There is no magic in the words, “ shall deem contrary,” etc. Any other words of equivalent import will answer the purpose just as well; nor does the constitution require the use of the words quoted in order to *542give origin to the performance of that duty which section 6 enjoins upon each of the courts of appeals when the exigency therein provided for shall arise. Nor can the views of a dissentient judge in such case, if they undergo a change after the expiration of the term at which they are delivered, affect the duty enjoined by the section in question, or affect the supervisory control of this court conferred by section 8 of the same constitutional amendment.

The duty of the court of appeals in cases like the present is based upon the attitude and utterances made and taken by the judge who disagrees with his associates, as then stated and made, and those utterances must speak for themselves. As before stated that duty is mandatory ; it needs neither suggestion nor adventitious aid to bring it into action. The language of the constitution is : “The said court of appeals must, of its own motion, ” etc. This language effectually disposes of that portion of the return, wherein the respondent judges state that they were not “asked,” etc. Invitations in such instances are wholly unnecessary and uncalled for ; constitutional etiquette does not require them.
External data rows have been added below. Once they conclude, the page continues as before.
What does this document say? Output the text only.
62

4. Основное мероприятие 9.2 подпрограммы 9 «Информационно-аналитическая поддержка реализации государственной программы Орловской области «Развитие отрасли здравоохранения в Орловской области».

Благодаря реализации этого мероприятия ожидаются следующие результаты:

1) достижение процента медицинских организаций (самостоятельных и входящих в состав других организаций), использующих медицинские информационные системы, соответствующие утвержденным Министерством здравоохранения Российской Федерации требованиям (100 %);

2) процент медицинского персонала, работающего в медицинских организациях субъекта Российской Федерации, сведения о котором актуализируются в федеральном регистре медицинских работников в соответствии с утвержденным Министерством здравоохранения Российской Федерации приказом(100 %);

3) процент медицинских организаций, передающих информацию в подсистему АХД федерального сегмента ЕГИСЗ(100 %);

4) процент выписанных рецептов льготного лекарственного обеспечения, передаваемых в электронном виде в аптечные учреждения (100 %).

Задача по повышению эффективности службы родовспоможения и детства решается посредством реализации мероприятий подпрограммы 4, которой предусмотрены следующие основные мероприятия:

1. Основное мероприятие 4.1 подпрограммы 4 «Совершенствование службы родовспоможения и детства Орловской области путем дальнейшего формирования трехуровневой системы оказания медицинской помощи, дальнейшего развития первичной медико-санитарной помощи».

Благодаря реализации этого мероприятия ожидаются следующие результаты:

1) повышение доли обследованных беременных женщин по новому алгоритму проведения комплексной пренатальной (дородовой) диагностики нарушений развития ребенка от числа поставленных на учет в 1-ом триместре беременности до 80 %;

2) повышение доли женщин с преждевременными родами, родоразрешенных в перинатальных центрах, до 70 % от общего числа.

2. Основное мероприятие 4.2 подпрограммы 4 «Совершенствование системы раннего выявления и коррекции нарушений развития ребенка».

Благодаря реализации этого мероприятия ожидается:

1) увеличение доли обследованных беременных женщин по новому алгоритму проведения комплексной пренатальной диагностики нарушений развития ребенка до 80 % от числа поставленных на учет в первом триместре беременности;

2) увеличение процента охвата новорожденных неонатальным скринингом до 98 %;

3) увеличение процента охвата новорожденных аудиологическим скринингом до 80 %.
II. Upon the argument of this motion for the issuance of the peremptory writ, it was conceded that the fact that the term had expired at which the majority and dissenting opinions were delivered did not affect the jurisdiction of this court, if the pleadings herein presented a proper case for its exercise. But if contention had been made that the expiration of the term shut off the power of this court to compel the Kansas City court of appeals to do its constitutional duty, and transfer the cause in question to this court, such contention would have been effectually answered by the case of State ex rel. v. Lewis, 71 Mo. 170.

For reasons already given in my opinion, a peremptory writ should be awarded.

As expressing my views and as my dissent herein, I hereby refile the foregoing opinion.